[Math] Relationship between controllability and null space of A, B

control theorylinear algebra

For the dynamic system $\dot x = Ax + Bu$

There's a saying that this system is controllable when $Ker(B) \in Ker(A)$, which means that $u$ have the control in every dimension of $x$.

I have no problem with this theorem when you have single input $u$, which means $u$ is just a number and $B$ is with $n\times1$ dimension.

But I cannot completely understand when $u$ is a vector. Look at this example:

$A = \begin{bmatrix} 1 & 0 & 0 & 0 \\
0 &0&0&0\\0 &0&0&0\\0 &0&0&0\\ \end{bmatrix}$ ,
$B = \begin{bmatrix} 0&0\\0&0\\0&0\\0&0\\\end{bmatrix}$

This is obvious uncontrollable. However, look at the null space:

$Ker(A)=span\{\begin{bmatrix} 0\\1\\0\\0\\ \end{bmatrix},
\begin{bmatrix} 0\\0\\1\\0\\ \end{bmatrix},
\begin{bmatrix} 0\\0\\0\\1\\ \end{bmatrix}
\}$

$Ker(B)=span\{\begin{bmatrix} 1\\0 \end{bmatrix},
\begin{bmatrix} 0\\1 \end{bmatrix}
\}
$

Thus we have $Ker(B) \notin Ker(A)$, but this system is uncontrollable.

Can anyone help me with this contradictory?

Thank you very much and I appreciate all of your replies!

Best Answer

By system space if you mean "the space of reachable states", then it is the range space of the controllability matrix

$C=\begin{bmatrix}B & AB & A^2B & \dots & A^{n-1}B\end{bmatrix}$

It is relatively easy to see this for discrete time systems, but also not much difficult for continuous time systems. It follows from the Cayley-Hamilton Theorem for both cases.

If $C$ has full rank, this means we can reach any state in the space $\mathbb{R}^n$, hence the system is said to be "completely controllable" (or reachable, which is the same thing for continuous time case).

The left eigenvector condition follows from the fact that column space (or range) of a matrix is the orthogonal complement of its left null space, see this. It means that $\text{Im}C = \mathbb{R}^n$ is the same condition with $\text{Ker}C^T = 0$, which is equivalent to PBH theorem, see this for proof.

So, if $A$ has a left eigenvector $w$, which is orthogonal to all columns of $B$, then $w^T C=0$, which means we cannot reach the states in the direction of $w$, i.e. $w \notin \text{Im}C$. This also means that uncontrollable subspace is the space spanned by the left eigenvectors of $A$ that are orthogonal to the columns of $B$ and its orthogonal complement is the controllable subspace, which is the space spanned by the columns of $C$.

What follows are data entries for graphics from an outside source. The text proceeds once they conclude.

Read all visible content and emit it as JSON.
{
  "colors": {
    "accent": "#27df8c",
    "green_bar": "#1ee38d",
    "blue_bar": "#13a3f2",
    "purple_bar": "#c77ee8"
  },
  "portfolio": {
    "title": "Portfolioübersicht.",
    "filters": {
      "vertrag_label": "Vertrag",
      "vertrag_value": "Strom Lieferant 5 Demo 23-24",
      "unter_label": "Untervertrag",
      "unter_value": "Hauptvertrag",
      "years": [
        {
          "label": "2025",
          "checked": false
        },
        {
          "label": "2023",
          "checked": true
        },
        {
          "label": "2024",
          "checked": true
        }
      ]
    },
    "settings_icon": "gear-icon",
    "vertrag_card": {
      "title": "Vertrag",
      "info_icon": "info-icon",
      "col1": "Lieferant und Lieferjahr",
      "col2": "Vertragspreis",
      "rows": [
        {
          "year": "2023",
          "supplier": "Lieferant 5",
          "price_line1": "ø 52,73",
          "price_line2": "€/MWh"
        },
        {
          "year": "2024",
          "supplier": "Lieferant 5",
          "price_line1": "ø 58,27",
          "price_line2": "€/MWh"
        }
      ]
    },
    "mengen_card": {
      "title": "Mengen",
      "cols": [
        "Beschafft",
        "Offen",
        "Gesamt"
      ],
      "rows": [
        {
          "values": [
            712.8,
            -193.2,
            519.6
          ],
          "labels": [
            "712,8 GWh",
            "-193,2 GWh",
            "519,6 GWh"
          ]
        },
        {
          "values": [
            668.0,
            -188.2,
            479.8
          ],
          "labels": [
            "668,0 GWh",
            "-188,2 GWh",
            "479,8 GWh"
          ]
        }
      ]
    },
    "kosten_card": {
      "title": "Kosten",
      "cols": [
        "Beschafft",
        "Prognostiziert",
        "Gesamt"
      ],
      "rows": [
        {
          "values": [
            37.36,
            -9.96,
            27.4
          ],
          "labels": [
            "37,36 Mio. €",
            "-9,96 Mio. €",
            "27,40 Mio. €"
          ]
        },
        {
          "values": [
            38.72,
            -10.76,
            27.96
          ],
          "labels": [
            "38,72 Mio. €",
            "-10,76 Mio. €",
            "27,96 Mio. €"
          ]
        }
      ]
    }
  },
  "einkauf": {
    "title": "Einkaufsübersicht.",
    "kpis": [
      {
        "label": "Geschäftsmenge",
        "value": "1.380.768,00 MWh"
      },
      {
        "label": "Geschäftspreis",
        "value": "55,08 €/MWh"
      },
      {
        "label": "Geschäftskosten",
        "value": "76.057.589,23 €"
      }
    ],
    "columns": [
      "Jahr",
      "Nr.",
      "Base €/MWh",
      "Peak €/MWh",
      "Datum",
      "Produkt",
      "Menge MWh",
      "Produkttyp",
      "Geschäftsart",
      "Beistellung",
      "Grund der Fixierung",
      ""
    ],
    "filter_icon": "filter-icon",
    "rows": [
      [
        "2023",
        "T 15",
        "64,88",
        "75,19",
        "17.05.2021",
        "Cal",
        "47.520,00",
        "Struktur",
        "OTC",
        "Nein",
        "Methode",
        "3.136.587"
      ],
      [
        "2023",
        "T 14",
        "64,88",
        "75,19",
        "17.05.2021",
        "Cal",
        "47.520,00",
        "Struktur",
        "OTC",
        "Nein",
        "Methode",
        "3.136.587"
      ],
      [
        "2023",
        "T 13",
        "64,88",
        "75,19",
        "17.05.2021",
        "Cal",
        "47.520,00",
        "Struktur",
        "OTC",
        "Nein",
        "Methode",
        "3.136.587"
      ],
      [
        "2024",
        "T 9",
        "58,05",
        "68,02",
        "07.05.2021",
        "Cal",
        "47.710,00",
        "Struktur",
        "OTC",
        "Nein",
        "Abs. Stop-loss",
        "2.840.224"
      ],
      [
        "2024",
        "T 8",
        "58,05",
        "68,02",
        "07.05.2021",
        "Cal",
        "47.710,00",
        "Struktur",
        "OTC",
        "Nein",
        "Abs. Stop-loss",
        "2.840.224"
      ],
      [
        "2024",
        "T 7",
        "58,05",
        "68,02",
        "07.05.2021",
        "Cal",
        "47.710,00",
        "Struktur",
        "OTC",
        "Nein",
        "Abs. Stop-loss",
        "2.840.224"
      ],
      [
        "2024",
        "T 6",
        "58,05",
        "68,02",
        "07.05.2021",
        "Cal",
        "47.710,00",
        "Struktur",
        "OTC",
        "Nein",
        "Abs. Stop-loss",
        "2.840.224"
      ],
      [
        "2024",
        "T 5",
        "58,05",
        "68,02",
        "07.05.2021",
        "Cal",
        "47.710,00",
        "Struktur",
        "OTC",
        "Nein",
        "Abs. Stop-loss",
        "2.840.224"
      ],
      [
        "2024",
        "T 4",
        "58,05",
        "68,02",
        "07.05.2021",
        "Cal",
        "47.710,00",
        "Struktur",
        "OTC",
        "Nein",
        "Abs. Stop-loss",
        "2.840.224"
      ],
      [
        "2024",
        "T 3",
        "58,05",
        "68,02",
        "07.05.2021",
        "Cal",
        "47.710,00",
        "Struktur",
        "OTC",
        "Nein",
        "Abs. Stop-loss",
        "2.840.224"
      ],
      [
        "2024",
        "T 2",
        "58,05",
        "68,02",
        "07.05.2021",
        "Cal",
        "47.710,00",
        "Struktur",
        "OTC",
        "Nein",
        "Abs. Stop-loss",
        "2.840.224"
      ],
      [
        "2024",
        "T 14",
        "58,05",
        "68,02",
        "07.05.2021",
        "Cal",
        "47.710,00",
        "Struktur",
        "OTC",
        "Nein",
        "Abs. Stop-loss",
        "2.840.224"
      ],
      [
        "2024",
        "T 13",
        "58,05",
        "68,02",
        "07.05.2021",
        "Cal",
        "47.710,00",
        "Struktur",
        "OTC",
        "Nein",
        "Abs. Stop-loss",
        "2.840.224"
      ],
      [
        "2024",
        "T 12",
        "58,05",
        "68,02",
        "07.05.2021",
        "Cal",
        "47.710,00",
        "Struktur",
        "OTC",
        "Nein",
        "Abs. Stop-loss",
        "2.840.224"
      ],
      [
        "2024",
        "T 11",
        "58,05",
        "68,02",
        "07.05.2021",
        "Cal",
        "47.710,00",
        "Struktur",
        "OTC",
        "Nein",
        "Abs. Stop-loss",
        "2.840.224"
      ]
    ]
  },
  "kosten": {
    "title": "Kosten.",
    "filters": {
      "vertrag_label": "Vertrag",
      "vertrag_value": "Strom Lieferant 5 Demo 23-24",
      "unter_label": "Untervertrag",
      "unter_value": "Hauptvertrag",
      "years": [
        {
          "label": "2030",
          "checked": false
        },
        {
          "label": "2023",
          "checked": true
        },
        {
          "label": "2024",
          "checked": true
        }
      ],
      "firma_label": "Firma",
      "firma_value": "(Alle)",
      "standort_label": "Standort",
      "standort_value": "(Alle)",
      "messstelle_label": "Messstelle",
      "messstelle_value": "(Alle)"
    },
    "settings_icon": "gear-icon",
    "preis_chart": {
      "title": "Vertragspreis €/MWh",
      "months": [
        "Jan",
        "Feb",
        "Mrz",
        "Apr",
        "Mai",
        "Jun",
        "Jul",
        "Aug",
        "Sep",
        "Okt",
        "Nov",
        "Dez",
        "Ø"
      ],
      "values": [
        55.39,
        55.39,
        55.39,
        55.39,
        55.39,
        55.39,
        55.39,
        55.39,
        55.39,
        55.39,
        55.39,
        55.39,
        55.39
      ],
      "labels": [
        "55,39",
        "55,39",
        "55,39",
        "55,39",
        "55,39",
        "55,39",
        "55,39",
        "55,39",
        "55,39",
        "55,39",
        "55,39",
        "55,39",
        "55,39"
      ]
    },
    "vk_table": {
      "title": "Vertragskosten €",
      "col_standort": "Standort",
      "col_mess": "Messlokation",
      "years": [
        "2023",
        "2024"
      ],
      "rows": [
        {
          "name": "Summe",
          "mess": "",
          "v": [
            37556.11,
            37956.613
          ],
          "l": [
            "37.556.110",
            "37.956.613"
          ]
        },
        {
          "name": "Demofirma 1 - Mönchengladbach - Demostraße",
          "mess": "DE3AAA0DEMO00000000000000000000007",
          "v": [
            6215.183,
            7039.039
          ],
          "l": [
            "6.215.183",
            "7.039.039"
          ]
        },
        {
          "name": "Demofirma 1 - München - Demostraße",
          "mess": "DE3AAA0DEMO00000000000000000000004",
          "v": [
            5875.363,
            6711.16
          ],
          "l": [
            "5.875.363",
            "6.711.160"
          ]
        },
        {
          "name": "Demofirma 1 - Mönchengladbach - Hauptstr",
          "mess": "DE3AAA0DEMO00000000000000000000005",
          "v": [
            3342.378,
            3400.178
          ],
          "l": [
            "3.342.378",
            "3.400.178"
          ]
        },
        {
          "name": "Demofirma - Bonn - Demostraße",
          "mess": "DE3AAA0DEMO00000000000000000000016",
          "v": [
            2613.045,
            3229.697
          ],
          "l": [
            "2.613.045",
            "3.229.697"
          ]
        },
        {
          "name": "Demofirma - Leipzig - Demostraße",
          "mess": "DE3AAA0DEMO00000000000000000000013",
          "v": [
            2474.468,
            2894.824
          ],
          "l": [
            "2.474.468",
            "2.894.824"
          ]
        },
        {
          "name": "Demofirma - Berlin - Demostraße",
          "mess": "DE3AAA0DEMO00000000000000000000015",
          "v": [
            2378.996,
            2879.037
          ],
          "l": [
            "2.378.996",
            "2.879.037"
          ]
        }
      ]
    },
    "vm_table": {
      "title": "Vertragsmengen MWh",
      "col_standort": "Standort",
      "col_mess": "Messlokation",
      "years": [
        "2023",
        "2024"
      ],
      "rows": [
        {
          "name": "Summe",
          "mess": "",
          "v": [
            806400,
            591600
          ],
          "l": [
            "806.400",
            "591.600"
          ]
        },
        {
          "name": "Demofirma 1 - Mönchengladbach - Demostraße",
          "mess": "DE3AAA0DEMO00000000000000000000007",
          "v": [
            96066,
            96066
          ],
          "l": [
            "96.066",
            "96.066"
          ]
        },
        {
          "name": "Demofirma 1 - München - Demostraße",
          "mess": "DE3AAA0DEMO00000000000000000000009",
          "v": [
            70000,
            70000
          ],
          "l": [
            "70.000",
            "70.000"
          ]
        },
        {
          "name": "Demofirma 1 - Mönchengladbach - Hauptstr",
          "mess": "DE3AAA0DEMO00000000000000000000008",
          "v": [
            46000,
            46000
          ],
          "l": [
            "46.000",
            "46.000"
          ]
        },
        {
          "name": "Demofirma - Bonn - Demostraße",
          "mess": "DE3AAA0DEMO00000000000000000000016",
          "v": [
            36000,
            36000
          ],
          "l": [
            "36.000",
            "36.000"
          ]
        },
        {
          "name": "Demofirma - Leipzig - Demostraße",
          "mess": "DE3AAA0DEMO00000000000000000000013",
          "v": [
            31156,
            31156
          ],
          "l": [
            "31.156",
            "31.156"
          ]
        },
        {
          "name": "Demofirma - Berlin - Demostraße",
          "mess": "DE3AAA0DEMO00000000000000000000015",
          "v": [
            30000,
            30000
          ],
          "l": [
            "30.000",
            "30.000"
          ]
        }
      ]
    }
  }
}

For these reasons, controllability condition is also equivalent to $\text{rank} \begin{bmatrix}\lambda I - A & B\end{bmatrix} = n$ for all $\lambda \in \mathbb{C}$. So, I would like to think that, whenever $\lambda I - A$ looses a rank for some $\lambda$ (which is an eigenvalue of $A$), it must be completed with one of the columns of $B$, so that we can drive the system to whichever state we want by using the input corresponding to that column. It cannot be done if the corresponding left eigenvector is orthogonal to the columns of $B$, because it means that we also cannot reach $w$ by using the columns of $B$, i.e. $w \notin \text{Im}B$ and $w \notin \text{Im}(\lambda I - A)$.

I hope this is the intuition you are looking for.

Note: These facts do not change if $A$ is not diagonalizable, as we are not interested in the vectors that are not left eigenvectors of $A$, because they are already in $\text{Im}(\lambda I - A)$ for all $\lambda \in \mathbb{C}$.